Un proverbe gabonais nous conseille de ne jamais mettre en doute la parole d’une grenouille qui vient vous annoncer que _« les tubercules de manioc que vous avez trempées à la rivière sont déjà mous ! »_. Pourquoi ? Parce que la grenouille vit dans la rivière. Et, par conséquent, elle connaît tout ce qui s’y passe.
Ce vendredi 25 juillet 2025, *Brice Clotaire Oligui Nguema* a présidé la cérémonie de réception d’un nouvel avion « *Airbus A320* » exploité par la Compagnie aérienne Fly-Gabon.
L’évènement était d’une ampleur magistrale, pour tous ceux qui connaissent la fin tragique de l’ancienne Compagnie Air-Gabon.
En effet, après la mort graduelle de cette Compagnie, nous avons perdu le Boeing 747 et les Fokkers. Conséquence : le Gabon est devenu un squelette vivant en matière de transport aérien.
Air-Gabon et ces avions représentaient des symboles forts de la souveraineté gabonaise, et la fierté nationale. Malgré toutes les difficultés que cette compagnie traversait, elle fonctionnait quand même, tant bien que mal. Mais il a fallu qu’elle soit brisée comme un château de sable, au lieu qu’on la relève.

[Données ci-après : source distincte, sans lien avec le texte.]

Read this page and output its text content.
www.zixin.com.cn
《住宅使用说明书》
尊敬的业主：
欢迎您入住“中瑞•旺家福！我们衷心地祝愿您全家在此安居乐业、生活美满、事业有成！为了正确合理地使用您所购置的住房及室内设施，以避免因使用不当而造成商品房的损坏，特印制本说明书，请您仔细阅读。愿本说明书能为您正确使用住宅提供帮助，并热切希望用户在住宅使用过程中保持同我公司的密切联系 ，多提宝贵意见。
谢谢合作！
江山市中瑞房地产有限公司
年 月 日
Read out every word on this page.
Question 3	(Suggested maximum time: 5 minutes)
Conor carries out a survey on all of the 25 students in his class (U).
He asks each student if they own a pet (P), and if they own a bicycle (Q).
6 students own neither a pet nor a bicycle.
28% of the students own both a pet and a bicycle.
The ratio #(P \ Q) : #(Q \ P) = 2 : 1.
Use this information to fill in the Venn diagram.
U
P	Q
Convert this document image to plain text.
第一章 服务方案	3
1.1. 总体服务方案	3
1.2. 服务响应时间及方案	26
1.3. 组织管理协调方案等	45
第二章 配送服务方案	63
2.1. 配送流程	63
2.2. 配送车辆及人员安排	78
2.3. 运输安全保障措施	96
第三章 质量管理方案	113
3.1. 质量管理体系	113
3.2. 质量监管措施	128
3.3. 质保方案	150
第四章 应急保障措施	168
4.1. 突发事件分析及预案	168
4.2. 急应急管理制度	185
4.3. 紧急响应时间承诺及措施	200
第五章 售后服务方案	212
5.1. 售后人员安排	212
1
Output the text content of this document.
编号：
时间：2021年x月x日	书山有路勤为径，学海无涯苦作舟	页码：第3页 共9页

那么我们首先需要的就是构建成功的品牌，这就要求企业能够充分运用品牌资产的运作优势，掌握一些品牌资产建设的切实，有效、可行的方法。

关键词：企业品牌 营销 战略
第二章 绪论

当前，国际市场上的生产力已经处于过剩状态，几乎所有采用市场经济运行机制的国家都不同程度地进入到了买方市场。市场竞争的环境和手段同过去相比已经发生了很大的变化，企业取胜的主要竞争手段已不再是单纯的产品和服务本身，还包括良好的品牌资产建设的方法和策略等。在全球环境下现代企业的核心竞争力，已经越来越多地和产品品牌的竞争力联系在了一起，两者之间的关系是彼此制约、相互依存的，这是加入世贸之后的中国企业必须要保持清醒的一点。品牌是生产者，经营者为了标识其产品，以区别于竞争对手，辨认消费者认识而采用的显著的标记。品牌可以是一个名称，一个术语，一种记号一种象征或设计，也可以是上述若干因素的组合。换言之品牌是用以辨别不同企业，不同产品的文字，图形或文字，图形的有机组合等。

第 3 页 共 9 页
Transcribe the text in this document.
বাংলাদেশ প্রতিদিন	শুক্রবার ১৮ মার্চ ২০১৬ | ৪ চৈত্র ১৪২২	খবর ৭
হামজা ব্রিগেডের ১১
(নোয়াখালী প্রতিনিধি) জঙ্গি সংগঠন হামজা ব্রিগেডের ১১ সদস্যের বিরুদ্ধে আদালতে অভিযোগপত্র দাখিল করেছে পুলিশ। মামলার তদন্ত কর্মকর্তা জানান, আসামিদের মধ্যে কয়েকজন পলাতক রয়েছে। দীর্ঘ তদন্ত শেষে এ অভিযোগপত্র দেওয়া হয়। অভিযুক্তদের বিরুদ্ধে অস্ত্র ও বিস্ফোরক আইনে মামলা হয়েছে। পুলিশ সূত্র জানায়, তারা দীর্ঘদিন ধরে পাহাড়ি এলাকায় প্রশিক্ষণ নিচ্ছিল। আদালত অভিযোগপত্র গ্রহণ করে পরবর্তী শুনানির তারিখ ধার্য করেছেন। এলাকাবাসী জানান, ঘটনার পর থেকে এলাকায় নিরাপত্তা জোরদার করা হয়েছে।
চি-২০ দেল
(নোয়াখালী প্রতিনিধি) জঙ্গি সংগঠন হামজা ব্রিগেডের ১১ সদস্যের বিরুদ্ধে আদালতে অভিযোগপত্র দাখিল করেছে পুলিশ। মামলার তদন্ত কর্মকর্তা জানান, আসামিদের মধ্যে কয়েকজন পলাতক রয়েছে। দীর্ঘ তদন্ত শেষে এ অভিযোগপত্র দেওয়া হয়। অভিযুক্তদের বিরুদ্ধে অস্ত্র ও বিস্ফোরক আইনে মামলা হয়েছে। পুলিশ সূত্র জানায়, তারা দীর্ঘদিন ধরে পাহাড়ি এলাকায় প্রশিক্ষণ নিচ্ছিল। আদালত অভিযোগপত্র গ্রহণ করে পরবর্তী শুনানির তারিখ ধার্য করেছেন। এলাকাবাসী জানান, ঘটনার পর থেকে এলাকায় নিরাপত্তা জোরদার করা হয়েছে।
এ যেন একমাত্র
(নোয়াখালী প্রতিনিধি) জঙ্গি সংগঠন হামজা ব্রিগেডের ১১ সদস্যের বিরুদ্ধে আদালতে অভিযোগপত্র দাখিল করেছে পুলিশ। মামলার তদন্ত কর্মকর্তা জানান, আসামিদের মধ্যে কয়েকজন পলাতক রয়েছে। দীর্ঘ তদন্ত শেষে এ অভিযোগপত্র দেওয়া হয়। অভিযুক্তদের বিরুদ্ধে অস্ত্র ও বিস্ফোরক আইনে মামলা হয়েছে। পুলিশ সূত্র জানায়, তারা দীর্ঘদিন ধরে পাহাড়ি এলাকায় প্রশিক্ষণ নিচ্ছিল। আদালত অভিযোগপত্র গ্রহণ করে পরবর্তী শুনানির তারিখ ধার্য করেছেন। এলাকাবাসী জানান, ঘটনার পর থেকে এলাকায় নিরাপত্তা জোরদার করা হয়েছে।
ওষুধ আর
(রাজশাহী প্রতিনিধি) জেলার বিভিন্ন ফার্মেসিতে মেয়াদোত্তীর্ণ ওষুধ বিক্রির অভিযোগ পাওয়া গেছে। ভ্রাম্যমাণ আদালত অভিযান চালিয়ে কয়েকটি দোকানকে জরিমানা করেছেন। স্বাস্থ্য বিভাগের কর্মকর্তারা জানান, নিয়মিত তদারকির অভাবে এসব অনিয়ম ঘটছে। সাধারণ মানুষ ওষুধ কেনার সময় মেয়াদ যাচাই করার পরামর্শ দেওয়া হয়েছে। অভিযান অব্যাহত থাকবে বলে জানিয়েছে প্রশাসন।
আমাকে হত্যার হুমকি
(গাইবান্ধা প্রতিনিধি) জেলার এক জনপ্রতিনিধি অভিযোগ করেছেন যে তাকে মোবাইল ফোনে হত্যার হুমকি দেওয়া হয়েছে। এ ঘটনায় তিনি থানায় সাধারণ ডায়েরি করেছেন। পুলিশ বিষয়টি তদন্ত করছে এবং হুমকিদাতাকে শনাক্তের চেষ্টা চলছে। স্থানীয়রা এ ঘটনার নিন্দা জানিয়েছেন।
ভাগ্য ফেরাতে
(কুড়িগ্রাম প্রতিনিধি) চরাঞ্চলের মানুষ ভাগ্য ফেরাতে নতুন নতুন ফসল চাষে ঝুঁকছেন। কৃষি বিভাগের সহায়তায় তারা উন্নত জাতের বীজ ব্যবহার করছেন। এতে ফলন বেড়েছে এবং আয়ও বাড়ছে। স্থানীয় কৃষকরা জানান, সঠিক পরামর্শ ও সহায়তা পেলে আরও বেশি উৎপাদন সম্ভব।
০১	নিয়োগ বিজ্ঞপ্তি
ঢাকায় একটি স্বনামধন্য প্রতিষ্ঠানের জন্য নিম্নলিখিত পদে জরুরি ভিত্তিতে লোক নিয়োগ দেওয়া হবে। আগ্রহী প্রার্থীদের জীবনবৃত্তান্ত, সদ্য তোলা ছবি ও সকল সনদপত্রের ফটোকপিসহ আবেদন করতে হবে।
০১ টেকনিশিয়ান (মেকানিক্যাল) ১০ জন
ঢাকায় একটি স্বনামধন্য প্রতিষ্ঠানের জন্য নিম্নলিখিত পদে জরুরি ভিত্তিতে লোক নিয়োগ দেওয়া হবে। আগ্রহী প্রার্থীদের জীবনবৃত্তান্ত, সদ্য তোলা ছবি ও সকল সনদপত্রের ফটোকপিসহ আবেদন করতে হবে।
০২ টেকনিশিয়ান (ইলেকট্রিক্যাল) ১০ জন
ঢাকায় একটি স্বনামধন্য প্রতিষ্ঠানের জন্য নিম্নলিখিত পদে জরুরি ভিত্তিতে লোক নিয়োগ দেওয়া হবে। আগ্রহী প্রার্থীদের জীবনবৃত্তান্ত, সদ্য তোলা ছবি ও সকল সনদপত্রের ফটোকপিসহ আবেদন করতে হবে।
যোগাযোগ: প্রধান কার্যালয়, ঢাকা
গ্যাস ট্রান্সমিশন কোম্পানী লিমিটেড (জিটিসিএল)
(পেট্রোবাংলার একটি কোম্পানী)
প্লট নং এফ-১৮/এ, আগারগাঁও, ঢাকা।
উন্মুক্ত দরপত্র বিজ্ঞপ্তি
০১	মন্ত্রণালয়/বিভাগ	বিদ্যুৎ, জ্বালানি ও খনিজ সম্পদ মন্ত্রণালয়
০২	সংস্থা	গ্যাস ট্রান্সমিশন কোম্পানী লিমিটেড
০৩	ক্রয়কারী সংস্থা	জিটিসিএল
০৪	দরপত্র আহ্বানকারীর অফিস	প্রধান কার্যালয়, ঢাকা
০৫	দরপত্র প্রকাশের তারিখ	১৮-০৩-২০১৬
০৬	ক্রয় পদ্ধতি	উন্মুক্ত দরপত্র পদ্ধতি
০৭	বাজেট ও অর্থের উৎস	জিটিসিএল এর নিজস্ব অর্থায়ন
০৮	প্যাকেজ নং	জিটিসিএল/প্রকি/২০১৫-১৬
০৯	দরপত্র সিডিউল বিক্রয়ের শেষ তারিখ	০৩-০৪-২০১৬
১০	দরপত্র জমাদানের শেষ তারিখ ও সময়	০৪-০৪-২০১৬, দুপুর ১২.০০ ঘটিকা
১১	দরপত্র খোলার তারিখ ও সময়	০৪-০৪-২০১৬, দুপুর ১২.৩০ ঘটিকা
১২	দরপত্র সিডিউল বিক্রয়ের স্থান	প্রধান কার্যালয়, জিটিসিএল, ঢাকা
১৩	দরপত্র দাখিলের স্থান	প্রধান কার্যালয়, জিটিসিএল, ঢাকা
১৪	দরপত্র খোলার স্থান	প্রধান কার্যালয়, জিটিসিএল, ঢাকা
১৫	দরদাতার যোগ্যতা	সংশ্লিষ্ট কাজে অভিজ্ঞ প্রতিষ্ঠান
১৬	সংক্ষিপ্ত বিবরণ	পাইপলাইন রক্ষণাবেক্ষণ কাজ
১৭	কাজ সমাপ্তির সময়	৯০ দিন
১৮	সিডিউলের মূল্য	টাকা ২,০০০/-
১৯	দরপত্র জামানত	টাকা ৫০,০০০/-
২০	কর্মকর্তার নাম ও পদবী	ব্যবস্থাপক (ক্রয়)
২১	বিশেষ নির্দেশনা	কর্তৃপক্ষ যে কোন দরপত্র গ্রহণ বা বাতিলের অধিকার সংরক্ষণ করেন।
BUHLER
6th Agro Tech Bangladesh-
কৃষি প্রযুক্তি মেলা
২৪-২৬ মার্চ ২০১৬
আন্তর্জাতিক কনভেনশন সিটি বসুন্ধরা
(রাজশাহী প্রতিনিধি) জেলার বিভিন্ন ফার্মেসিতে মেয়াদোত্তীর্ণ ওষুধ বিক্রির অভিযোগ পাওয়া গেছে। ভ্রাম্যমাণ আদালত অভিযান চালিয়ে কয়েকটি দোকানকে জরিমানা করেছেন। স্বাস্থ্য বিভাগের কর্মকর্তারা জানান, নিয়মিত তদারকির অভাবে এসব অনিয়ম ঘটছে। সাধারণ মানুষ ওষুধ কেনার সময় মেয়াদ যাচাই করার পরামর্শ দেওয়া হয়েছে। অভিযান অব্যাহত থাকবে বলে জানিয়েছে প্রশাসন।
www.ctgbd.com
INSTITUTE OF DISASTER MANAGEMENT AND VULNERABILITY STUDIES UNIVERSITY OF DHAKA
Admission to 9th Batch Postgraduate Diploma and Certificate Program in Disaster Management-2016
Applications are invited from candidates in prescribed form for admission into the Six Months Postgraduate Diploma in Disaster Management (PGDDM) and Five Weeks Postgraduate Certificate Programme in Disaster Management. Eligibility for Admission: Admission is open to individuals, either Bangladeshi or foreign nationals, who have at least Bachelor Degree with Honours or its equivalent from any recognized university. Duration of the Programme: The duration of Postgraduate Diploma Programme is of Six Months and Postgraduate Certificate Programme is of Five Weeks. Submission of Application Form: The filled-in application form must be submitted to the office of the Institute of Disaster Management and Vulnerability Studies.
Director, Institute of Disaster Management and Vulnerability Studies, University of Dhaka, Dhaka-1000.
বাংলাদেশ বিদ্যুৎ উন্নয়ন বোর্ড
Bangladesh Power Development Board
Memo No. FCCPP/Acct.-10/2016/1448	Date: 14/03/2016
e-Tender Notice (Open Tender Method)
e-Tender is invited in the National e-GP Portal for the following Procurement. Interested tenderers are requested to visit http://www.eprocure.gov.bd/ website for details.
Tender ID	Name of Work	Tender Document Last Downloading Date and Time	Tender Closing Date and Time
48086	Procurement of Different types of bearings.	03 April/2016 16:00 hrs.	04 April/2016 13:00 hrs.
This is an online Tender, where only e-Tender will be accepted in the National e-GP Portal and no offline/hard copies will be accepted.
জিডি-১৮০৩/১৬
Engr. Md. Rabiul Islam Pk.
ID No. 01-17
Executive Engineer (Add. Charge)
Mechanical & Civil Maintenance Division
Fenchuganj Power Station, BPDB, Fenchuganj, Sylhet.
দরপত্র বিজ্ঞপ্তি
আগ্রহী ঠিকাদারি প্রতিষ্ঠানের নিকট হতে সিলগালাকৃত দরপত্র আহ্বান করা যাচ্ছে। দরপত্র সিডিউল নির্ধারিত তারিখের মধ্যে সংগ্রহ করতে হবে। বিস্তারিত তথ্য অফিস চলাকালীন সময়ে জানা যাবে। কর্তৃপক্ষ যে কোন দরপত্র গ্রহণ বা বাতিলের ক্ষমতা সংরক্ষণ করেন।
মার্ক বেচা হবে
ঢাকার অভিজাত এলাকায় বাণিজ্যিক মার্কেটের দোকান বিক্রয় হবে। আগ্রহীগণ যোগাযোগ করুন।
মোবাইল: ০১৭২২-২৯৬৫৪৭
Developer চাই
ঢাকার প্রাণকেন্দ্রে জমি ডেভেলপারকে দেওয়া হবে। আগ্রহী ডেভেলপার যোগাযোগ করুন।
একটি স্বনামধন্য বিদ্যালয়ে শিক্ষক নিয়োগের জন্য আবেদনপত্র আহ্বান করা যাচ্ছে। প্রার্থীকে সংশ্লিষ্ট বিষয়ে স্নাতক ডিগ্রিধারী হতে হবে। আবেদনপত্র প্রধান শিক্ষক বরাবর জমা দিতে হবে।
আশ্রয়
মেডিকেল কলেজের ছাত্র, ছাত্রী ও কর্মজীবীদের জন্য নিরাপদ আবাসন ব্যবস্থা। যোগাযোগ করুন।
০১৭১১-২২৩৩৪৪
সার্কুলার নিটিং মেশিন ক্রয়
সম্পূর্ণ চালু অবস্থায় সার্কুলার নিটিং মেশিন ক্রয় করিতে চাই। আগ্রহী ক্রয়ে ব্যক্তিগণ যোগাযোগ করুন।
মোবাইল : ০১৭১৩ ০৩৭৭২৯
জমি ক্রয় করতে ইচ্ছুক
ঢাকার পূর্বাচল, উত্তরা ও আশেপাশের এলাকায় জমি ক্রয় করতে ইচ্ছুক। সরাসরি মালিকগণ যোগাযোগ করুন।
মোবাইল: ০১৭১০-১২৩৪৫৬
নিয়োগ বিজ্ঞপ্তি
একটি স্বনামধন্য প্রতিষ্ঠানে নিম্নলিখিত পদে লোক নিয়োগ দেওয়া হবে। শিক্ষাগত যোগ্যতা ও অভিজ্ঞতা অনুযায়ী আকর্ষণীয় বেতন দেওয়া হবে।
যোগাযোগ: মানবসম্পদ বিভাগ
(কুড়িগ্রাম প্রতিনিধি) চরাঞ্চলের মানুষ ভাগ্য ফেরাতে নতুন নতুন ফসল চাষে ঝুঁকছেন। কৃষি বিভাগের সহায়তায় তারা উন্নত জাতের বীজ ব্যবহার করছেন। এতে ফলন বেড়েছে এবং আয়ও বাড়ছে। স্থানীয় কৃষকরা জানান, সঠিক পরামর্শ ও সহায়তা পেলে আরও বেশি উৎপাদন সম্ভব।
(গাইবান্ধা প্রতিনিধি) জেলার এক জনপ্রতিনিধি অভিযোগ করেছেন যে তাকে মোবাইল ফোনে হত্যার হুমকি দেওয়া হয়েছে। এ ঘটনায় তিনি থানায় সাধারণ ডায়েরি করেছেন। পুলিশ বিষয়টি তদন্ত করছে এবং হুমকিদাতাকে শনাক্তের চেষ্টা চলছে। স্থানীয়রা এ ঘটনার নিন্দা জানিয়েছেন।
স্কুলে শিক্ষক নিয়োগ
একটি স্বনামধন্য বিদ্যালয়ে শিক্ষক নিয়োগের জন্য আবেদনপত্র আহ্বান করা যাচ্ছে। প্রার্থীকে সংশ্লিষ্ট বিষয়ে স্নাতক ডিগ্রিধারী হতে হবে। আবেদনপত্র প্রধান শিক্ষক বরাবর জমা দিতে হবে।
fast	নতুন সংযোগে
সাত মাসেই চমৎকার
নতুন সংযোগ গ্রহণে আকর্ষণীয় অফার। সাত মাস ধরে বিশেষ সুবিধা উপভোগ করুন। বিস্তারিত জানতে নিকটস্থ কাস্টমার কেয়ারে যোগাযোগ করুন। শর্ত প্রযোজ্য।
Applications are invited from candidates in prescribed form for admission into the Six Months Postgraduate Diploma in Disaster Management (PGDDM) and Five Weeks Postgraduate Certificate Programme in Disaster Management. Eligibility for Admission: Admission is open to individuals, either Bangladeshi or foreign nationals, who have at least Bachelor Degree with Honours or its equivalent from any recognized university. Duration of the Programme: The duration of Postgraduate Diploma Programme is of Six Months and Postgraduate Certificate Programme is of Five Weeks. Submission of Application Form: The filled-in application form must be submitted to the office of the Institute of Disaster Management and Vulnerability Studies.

En 2009, on nous a promis une nouvelle compagnie aérienne, une promesse jamais tenue, à l’instar de celles des 5000 logements par an, du nouvel aéroport de Libreville et de la nouvelle prison d’Essassa. Que de milliers de milliards sombrés dans la construction et la destruction des infrastructures auxquelles on ajoute des stades de football dont certains sont inachevés et d’autres abandonnés à la nature.
Regarder un tel bilan d’une gouvernance ratée, ensuite, apprendre que les personnes qui étaient les responsables de cette gouvernance ont porté plainte contre les nouvelles autorités gabonaises, cela dépasse tout entendement humain.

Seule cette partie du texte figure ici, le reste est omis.